I hung my head and drowned in regret.

Yet another life taken because I didn’t know how to control myself.

* * * * *

Another week.

Another week of watching Runa from my cape of shimmering air, eating meals that Zetas provided, and doing everything I could to learn how to control the lash of death that could strike at any moment.

I returned to the Nhil camp most evenings, hanging on the fringes where flames couldn’t reach, watching in silence as more and more Nhil wrapped themselves in warmer clothing.

Hyath had her own apprentices now, just like the medicine woman who taught Runa, and the two females and one male who’d requested to learn her trade all sat around her, studying how to poke holes into scraped furs with sharp awls and thread sinew so two pieces joined into one.

Her latest invention had been a skirt that split around the legs, encasing each limb with a row of neat knots down the thighs and calves. She’d called them trousers and almost every clan member had requested their own pair for winter.
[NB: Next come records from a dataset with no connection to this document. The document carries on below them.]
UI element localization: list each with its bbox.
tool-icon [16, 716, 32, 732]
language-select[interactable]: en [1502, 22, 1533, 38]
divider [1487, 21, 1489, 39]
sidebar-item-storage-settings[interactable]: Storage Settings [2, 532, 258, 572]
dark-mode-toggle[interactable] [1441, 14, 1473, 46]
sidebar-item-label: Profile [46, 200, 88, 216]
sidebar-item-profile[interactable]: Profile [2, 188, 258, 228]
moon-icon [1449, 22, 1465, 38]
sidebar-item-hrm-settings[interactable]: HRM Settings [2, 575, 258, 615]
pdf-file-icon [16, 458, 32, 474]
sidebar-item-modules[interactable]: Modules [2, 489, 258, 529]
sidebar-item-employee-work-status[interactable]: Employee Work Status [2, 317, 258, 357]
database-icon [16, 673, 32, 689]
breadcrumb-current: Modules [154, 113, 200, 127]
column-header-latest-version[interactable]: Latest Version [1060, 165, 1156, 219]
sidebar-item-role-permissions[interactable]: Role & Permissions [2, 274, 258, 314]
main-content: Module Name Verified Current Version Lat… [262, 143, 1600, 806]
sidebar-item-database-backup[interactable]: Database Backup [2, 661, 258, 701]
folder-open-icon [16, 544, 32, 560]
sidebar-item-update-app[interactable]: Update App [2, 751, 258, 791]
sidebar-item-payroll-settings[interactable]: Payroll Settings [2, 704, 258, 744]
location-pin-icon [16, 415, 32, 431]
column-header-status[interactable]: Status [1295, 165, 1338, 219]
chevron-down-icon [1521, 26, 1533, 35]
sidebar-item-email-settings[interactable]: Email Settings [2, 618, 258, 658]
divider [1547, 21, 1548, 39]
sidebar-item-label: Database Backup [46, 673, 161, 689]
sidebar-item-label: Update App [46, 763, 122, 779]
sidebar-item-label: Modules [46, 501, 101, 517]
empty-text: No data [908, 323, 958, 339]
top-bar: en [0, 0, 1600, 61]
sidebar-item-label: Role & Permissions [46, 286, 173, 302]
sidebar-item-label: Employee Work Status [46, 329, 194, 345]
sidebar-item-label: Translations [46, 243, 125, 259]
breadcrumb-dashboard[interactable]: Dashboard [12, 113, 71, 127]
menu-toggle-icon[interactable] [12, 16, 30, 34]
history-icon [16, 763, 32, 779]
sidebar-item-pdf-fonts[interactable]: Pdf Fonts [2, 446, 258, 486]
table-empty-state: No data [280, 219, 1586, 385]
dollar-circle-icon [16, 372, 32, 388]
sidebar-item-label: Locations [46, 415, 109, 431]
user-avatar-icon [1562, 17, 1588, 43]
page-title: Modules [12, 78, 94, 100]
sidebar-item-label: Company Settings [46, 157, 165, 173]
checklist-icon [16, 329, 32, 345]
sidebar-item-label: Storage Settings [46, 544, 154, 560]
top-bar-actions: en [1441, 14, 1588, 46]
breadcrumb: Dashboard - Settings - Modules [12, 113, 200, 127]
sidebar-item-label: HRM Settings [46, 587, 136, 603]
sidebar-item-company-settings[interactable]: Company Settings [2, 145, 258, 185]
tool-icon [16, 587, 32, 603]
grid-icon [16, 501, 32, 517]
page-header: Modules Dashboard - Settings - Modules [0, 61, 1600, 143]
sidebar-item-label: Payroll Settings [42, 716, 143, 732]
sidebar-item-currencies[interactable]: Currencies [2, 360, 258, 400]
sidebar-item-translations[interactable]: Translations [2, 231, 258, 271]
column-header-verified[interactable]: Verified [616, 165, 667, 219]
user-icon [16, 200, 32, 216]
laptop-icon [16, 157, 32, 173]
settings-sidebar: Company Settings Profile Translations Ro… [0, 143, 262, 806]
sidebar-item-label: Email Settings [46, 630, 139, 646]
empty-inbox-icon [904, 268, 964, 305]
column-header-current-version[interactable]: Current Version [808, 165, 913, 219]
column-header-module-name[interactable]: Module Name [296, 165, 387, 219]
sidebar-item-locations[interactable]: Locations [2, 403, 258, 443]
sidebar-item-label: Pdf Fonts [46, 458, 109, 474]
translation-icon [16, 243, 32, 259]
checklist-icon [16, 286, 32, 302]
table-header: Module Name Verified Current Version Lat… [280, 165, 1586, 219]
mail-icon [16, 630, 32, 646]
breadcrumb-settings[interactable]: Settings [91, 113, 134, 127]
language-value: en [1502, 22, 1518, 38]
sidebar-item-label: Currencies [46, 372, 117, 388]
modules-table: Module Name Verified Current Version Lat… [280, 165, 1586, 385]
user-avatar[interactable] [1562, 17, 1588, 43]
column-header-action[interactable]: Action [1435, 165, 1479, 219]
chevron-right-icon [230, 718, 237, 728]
On the nights when I watched but didn’t interact, Runa would seek me out and stand at my side. I tested my self-control by allowing her to discuss her lessons with me. Her eyes would warm, and she’d sound more and more like the Fire Reader as she told me how bark from a certain tree could colour the flames, so they’d glow blue and green instead of orange and yellow. How a certain moss from a certain river would make smoke dance with images for those not gifted by the fire’s visions.

She seemed to be settling into her vocation, and it killed me to hide my pain beneath pride of her achievements. The more she learned thanks to Solin, the further away she felt. And regardless of her wariness of the flames, she walked in them often on behalf of her clan and their requests.

I’d even caught her teaching the very small younglings how to nurse a tiny ember in her palm. They’d beamed and laughed as the fire enveloped her entire arm. The parents had gathered, taking turns to summon flames, frowning with effort to glow their skin like Runa did.

Everywhere she went, Nhil gravitated toward her.

And last night, when Solin announced that she would divine the next bountiful hunt, she’d stood at the front of the camp with her eyes dancing with fire, communing with an element that hated me, showing me just how far out of my grasp she had risen.

She’d announced the fire’s decree, speaking clearly about a successful bison hunt toward the northwest. Chills scattered down my spine as she listed how many cows and calves travelled with a big prideful bull, and only I saw the pain in her gaze as she relayed the flame’s messages, knowing that by passing on such things, she’d condemned some of that herd to die.

When she’d finished, the Nhil had toasted her with wine, drums had been played, and she was showered with tokens from hunters: beads, spearheads, a polished bone bowl, and even a stone knife.